No, we need to learn to be men, both in giving and receiving those pointed, life-giving words.
Daniel Meyer
Daniel,
I'll make a distinction that I'm not sure was clear in my first comment, and see if that affects your answer.
I absolutely agree with you that we need to learn to give and receive pointed, life-giving words, which will sometimes include "You're not willing to submit to God's sovereignty", and "You care more about flashy signs than God's word", and "You just want to avoid accountability to mature qualified leadership". Sometimes, it's apparent that those are indeed people's motivation, and love demands that we call them out on it. (Though we have to guard against pride & irritability in ourselves when we do it, and against making that judgment too quickly.)
The problem in the examples I gave is that they're universal accusations, which Scripture doesn't justify. When we say such things, they have to be judgments, not assumptions.
Unwillingness to submit to God's sovereignty will certainly prevent someone from accepting Calvinism--but it's not the only thing. So will "I haven't delved into the relevant passages", or "My traditions are twisting my interpretation; I haven't yet succeeded in setting aside my preconceived ideas," or "I've been fed bad information". (Someone from an Arminian background might be entirely willing to accept Calvinism, without having clearly seen the biblical testimony yet. God can give us humble hearts before he fixes our soteriological understanding.)
On the house church issue, DJP handled it very well up above in his 6:13 AM, August 31, 2011 comment. He spoke pointed, convicting words, without presuming that the criticism univerally applies to all "house churches".
We have to show discernment, and knee-jerk generalized accusations are anything but. That's how I read Challies criticism of Barna and Viola.
Frank, I think you've been listening to too much David Essex. ;)
Hello. I took the photo you’ve taken and…er…beautified above.

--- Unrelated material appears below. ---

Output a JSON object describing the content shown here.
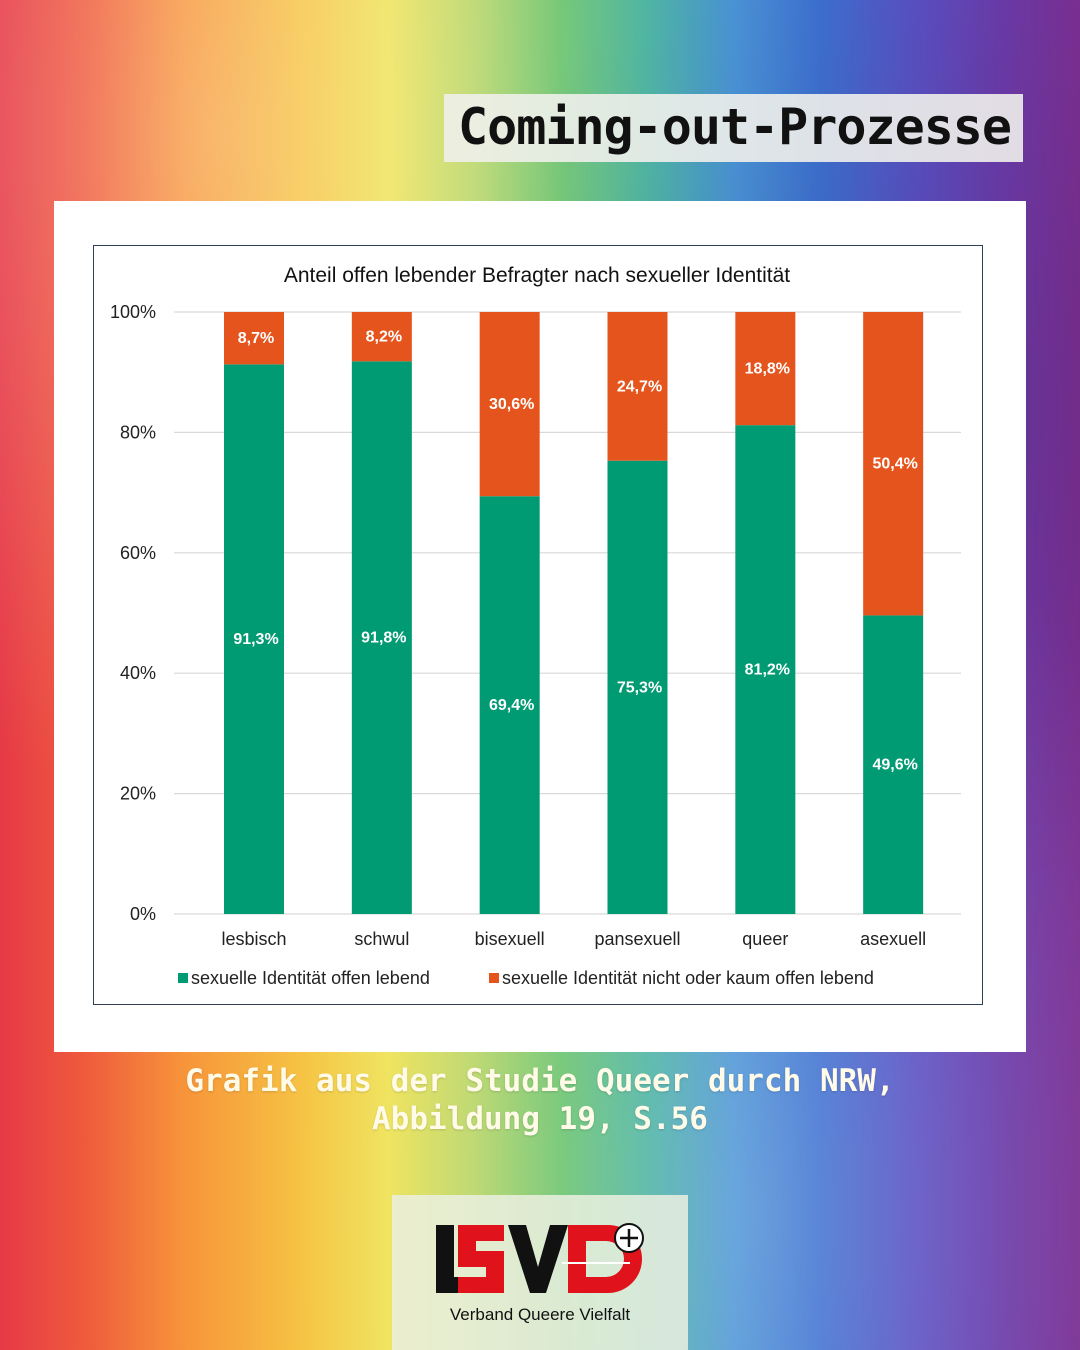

You’re welcome to use and abuse it as much as you want, but please attribute the source: http://www.flickr.com/photos/danssordidandsundrypictures/2713832859/
> I'll make a distinction that I'm not sure was clear in my first comment, and see if that affects your answer...When we say such things, they have to be judgments, not assumptions.
Jugulum,
I didn't catch the distinction initially, and it's an important one that I need to chew on. Thanks for clarifying.